Fun facts about the Perseid meteor showers
If you have curious kids, they'll want to know exactly what they're looking at and will have a lot of questions. Impress your kids with your vast knowledge of the universe with these five fun facts from Astronomy.com:
- The Perseids are caused by a giant comet 109P/Swift-Tuttle, which left a wide stream of debris in its wake. Earth is passing through that debris. But don't worry – they're small pieces, each about the size of a grain of sand, so they won't hurt us.
- Mid-August is the peak of the Perseids because we will be passing through the densest portion of the debris.
- We see the "shooting stars" (that aren't really stars) when the tiny pieces of dirt and dust hit our atmosphere at a high speed and make a flash of light when they burn up.
- During most nights of the Perseids, you might be lucky enough to see a dozen or two meteors an hour.

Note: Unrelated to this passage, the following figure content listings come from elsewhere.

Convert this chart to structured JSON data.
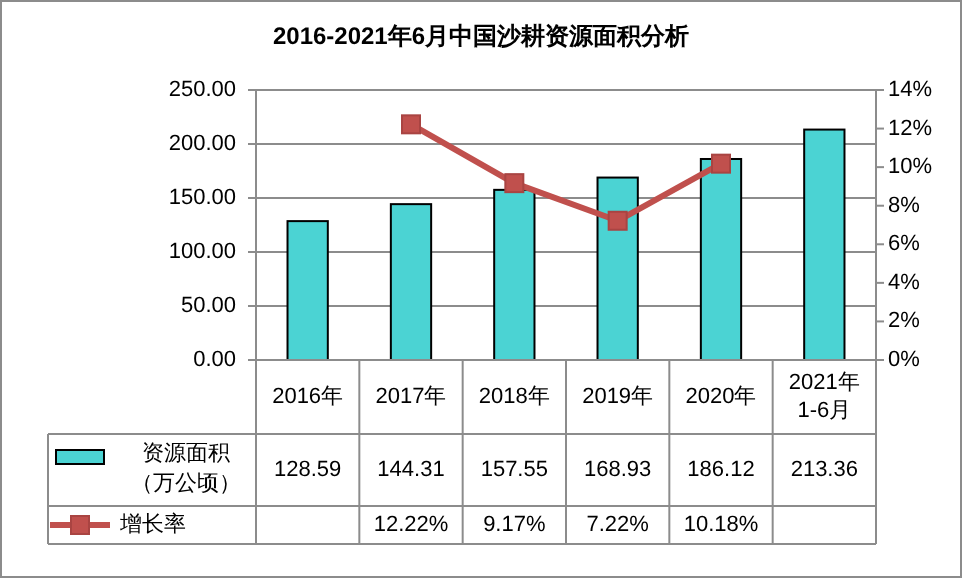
{
  "chart_data": {
    "type": "bar",
    "title": "2016-2021年6月中国沙耕资源面积分析",
    "categories": [
      "2016年",
      "2017年",
      "2018年",
      "2019年",
      "2020年",
      "2021年\n1-6月"
    ],
    "series": [
      {
        "name": "资源面积（万公顷）",
        "color": "#4bd3d3",
        "values": [
          128.59,
          144.31,
          157.55,
          168.93,
          186.12,
          213.36
        ],
        "value_labels": [
          "128.59",
          "144.31",
          "157.55",
          "168.93",
          "186.12",
          "213.36"
        ]
      },
      {
        "name": "增长率",
        "type": "line",
        "axis": "y2",
        "color": "#c0504d",
        "marker": "square",
        "values": [
          null,
          12.22,
          9.17,
          7.22,
          10.18,
          null
        ],
        "value_labels": [
          null,
          "12.22%",
          "9.17%",
          "7.22%",
          "10.18%",
          null
        ]
      }
    ],
    "ylim": [
      0,
      250
    ],
    "yticks": [
      {
        "value": 0,
        "label": "0.00"
      },
      {
        "value": 50,
        "label": "50.00"
      },
      {
        "value": 100,
        "label": "100.00"
      },
      {
        "value": 150,
        "label": "150.00"
      },
      {
        "value": 200,
        "label": "200.00"
      },
      {
        "value": 250,
        "label": "250.00"
      }
    ],
    "y2lim": [
      0,
      14
    ],
    "y2ticks": [
      {
        "value": 0,
        "label": "0%"
      },
      {
        "value": 2,
        "label": "2%"
      },
      {
        "value": 4,
        "label": "4%"
      },
      {
        "value": 6,
        "label": "6%"
      },
      {
        "value": 8,
        "label": "8%"
      },
      {
        "value": 10,
        "label": "10%"
      },
      {
        "value": 12,
        "label": "12%"
      },
      {
        "value": 14,
        "label": "14%"
      }
    ],
    "grid": "y",
    "legend": "bottom"
  }
}
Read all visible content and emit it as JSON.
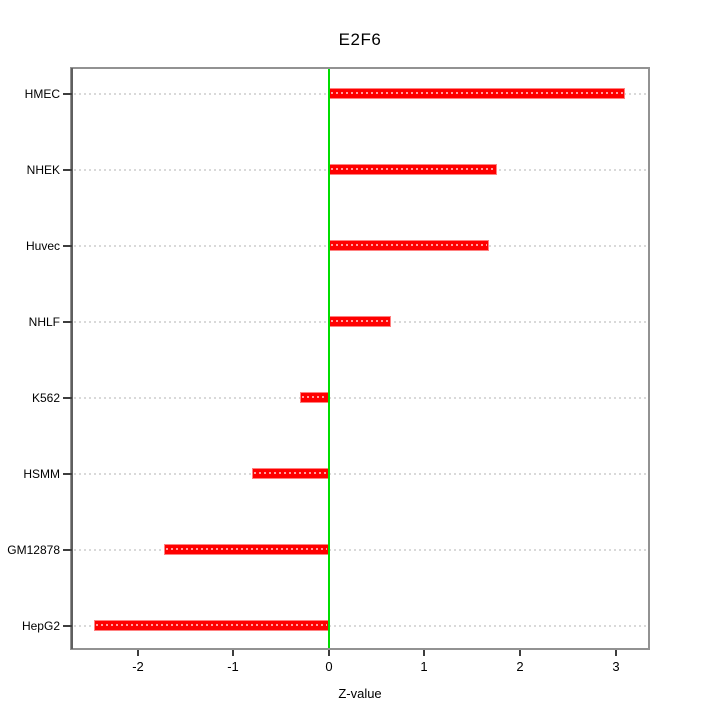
{
  "title": "E2F6",
  "chart_data": {
    "type": "bar",
    "orientation": "horizontal",
    "title": "E2F6",
    "xlabel": "Z-value",
    "ylabel": "",
    "categories": [
      "HMEC",
      "NHEK",
      "Huvec",
      "NHLF",
      "K562",
      "HSMM",
      "GM12878",
      "HepG2"
    ],
    "values": [
      3.1,
      1.76,
      1.68,
      0.65,
      -0.3,
      -0.81,
      -1.73,
      -2.46
    ],
    "xlim": [
      -2.69,
      3.34
    ],
    "x_ticks": [
      "-2",
      "-1",
      "0",
      "1",
      "2",
      "3"
    ],
    "x_tick_values": [
      -2,
      -1,
      0,
      1,
      2,
      3
    ],
    "baseline": 0,
    "grid": "dotted horizontal line per category",
    "legend": "none",
    "bar_color": "#fe0000",
    "bar_edge_color": "#ff8080",
    "zero_line_color": "#00dd00",
    "grid_dot_color": "#d9d9d9",
    "box_color": "#929292",
    "text_color": "#000000",
    "background_color": "#ffffff"
  }
}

But during the peak nights, you can expect to see 50-70 per hour, depending on how dark it is around you!
- It's called the Perseid meteor shower because the meteors look like they are coming from the constellation Perseus.
Aaron Echols via Canva
How to see the free show
Where do you look for these little falling balls of light? Just look up! There's not one particular direction to look, but east right before sunrise when the moon is low in the sky will give you the best luck.
The really cool part is you don't need special equipment to see the Perseid meteor showers. In fact, it's easier to view it with your naked eye than through the limited lens of a telescope or binoculars.
Bonus: Venus, Mars, Jupiter, and Saturn can all be seen during August. You can read more about spotting them at www.astronomy.com.
The best way to view the Perseids is when the sky is clear and dark and you're away from a lot of light. So head out of town. Grab a blanket (lying down gives you the widest view of the sky), jackets, and snacks, then find a safe place to watch and have a blast making memories with your kids.